Being a C/C++ programmer I really found it a pain handling string encodings. But in python, it is a breeze! Here are a few short tips for handling unicode and other types of encoding.
>>> #Create a unicode string
>>> s = u'Hello unicode world! Ü'
>>> s
u'Hello unicode world! \xdc'
>>>
>>> #Convert to an encoding using encode
>>> s = s.encode('utf-8')
>>> s
'Hello unicode world! \xc3\x9c'
>>>
>>> #Convert back to unicode using decode
>>> s = s.decode('utf-8')
>>> s
u'Hello unicode world! \xdc'
>>>
>>> #Convert to another encoding
>>> s = s.encode('iso-8859-1')
'Hello unicode world! \xdc'
>>>
>>> #Convert back to unicode
>>> s = s.decode('utf-8')
Traceback (most recent call last):
File "", line 1, in
File "/usr/lib/python2.6/encodings/utf_8.py", line 16, in decode
return codecs.utf_8_decode(input, errors, True)

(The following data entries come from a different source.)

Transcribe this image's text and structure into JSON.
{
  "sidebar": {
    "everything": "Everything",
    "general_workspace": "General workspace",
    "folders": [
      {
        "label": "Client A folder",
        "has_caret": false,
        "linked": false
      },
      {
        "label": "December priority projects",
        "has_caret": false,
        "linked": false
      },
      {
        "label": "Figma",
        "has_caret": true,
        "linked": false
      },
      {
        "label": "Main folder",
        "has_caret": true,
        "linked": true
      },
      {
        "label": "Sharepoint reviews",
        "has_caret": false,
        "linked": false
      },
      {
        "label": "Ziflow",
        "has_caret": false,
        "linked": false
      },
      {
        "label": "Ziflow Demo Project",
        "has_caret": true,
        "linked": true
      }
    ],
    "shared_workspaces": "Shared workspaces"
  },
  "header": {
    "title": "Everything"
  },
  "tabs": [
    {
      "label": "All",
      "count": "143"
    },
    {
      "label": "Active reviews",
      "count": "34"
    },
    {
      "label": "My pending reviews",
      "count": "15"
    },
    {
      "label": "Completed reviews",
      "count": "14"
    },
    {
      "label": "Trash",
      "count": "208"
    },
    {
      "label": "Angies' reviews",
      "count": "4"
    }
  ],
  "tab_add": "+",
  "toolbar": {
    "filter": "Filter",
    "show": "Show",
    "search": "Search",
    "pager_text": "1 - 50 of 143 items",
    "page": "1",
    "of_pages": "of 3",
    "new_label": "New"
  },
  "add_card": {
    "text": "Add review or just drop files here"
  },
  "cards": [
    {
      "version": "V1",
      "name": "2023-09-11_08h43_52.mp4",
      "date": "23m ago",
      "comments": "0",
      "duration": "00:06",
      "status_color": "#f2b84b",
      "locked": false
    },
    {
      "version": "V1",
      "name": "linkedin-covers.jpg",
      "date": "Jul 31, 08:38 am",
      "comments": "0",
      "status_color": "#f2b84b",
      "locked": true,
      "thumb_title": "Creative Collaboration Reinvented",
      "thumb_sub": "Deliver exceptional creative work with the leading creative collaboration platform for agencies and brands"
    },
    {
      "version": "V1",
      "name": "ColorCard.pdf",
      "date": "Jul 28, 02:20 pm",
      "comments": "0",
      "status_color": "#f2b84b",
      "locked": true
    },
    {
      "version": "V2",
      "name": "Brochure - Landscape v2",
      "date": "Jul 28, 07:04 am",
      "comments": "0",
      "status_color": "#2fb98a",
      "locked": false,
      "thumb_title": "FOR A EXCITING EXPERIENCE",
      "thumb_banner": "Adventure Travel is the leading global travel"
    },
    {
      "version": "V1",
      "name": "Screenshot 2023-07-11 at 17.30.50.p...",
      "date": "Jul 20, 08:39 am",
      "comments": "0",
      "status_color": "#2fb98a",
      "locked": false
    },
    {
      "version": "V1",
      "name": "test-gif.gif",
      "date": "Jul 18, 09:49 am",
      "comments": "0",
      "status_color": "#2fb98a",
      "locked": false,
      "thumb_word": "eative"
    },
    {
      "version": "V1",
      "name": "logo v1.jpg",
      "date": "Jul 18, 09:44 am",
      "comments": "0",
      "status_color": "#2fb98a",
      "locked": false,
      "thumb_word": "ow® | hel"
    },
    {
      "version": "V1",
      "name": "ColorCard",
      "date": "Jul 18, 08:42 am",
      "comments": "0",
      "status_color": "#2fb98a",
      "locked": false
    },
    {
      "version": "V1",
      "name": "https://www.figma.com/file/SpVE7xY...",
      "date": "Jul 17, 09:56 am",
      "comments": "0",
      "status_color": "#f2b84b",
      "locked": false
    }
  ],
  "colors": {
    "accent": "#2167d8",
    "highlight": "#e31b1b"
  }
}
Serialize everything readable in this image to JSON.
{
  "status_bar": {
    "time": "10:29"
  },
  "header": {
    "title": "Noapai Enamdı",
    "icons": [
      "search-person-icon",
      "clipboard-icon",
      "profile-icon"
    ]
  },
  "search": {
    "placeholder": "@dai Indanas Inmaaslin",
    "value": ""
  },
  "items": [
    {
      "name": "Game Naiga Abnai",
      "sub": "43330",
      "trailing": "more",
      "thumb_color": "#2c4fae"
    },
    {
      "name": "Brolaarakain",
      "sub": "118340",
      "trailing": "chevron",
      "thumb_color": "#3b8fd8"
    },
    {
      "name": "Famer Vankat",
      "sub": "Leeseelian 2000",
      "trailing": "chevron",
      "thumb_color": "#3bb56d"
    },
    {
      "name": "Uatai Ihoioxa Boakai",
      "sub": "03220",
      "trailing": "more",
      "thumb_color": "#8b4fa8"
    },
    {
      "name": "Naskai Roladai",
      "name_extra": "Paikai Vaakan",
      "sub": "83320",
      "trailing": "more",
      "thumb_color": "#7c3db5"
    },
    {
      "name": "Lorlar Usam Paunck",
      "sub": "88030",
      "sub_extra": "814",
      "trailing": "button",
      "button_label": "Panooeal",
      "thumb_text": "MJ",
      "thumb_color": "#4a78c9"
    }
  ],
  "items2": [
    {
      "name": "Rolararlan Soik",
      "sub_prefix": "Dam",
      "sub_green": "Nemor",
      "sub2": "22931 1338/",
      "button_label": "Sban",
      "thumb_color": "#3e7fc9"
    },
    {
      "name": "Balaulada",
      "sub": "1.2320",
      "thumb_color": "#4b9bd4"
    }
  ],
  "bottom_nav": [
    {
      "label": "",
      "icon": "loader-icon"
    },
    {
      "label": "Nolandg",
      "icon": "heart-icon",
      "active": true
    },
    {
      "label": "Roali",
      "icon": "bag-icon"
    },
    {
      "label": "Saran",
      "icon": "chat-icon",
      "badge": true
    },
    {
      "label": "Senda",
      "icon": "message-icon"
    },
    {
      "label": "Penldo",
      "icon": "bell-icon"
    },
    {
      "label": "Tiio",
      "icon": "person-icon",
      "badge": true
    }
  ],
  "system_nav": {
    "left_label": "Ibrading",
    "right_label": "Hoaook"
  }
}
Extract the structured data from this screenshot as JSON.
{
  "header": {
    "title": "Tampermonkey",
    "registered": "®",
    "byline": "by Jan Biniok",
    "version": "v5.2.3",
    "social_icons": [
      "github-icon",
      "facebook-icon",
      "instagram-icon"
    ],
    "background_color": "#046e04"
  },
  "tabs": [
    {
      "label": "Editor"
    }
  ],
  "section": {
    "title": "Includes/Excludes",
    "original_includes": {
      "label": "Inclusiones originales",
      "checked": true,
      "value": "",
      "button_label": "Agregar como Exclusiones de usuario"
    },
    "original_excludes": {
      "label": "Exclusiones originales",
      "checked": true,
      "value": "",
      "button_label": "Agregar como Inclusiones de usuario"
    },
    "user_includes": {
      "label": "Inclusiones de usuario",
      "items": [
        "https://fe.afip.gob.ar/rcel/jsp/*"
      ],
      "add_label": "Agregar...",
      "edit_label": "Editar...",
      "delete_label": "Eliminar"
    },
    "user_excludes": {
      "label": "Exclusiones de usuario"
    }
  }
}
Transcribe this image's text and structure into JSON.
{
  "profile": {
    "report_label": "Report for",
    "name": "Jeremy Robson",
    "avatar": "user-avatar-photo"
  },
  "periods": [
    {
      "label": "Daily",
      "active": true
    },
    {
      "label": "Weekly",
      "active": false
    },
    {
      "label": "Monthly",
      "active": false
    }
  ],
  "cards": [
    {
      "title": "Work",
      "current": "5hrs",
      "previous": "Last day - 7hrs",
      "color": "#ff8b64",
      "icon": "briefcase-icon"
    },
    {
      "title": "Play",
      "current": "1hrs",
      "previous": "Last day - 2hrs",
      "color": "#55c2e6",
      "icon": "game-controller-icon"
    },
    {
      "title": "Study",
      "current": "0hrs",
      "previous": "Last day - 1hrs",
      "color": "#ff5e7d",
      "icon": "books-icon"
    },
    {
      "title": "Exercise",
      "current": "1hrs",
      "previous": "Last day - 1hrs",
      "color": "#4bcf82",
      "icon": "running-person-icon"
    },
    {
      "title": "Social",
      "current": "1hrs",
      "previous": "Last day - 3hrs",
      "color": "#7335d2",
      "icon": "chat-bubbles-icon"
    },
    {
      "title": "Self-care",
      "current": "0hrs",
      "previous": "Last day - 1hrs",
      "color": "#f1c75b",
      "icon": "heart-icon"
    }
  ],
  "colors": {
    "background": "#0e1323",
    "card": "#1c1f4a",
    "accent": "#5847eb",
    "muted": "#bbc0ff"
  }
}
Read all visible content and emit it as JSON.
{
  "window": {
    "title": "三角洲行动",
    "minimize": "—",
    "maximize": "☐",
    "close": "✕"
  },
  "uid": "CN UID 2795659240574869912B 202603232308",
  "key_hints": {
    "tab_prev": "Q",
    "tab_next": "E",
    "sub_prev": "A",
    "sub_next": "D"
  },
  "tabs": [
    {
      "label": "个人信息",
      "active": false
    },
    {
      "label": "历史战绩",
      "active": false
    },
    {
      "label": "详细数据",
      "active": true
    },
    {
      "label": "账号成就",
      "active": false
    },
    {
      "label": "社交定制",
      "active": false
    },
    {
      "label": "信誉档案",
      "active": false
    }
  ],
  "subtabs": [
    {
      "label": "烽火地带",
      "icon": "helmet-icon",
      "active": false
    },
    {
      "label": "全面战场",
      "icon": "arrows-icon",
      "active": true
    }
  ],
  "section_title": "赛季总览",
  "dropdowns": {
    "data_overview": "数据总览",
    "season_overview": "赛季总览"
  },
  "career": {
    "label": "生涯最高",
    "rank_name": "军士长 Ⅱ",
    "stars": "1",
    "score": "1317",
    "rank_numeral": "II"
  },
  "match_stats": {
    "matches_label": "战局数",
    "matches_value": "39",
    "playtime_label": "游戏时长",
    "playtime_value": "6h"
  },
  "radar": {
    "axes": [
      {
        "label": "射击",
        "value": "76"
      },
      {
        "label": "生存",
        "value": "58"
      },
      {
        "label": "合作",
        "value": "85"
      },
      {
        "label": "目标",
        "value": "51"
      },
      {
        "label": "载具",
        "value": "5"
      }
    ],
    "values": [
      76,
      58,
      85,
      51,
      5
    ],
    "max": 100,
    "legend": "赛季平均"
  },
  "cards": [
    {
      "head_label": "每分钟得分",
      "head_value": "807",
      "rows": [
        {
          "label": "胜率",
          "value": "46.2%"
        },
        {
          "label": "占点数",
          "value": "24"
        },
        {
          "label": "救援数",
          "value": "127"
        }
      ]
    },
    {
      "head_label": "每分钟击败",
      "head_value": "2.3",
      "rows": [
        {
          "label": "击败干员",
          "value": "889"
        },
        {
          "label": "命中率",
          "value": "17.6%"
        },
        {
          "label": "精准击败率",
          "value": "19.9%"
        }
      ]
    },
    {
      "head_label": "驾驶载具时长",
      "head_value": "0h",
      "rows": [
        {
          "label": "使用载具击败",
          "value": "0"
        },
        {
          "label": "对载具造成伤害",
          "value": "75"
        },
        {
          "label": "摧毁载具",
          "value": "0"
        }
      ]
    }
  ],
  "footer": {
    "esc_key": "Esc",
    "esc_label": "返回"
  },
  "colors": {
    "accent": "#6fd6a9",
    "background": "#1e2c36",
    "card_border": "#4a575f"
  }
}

UnicodeDecodeError: 'utf8' codec can't decode byte 0xdc in position 21: unexpected end of data
. . .
This time when the string codec tried to convert the string back to unicode, it was expecting a utf-8 but we supplied a string in iso-8859-1 thus, the exception. Don't get your encodings mixed!
Not all situations results in exceptions, though. For example:
>>> #Create a unicode string
>>> s = u'Hello unicode world! Ü'
>>> s
u'Hello unicode world! \xdc'
>>>
>>> #Convert to an encoding using encode
>>> s = s.encode('utf-8')
>>> s
'Hello unicode world! \xc3\x9c'
>>>
>>> #Convert back to unicode using decode
>>> s = s.decode('iso-8859-1')
>>> s
u'Hello unicode world! \xc3\x9c'
As you can see we did not get the original unicode string anymore!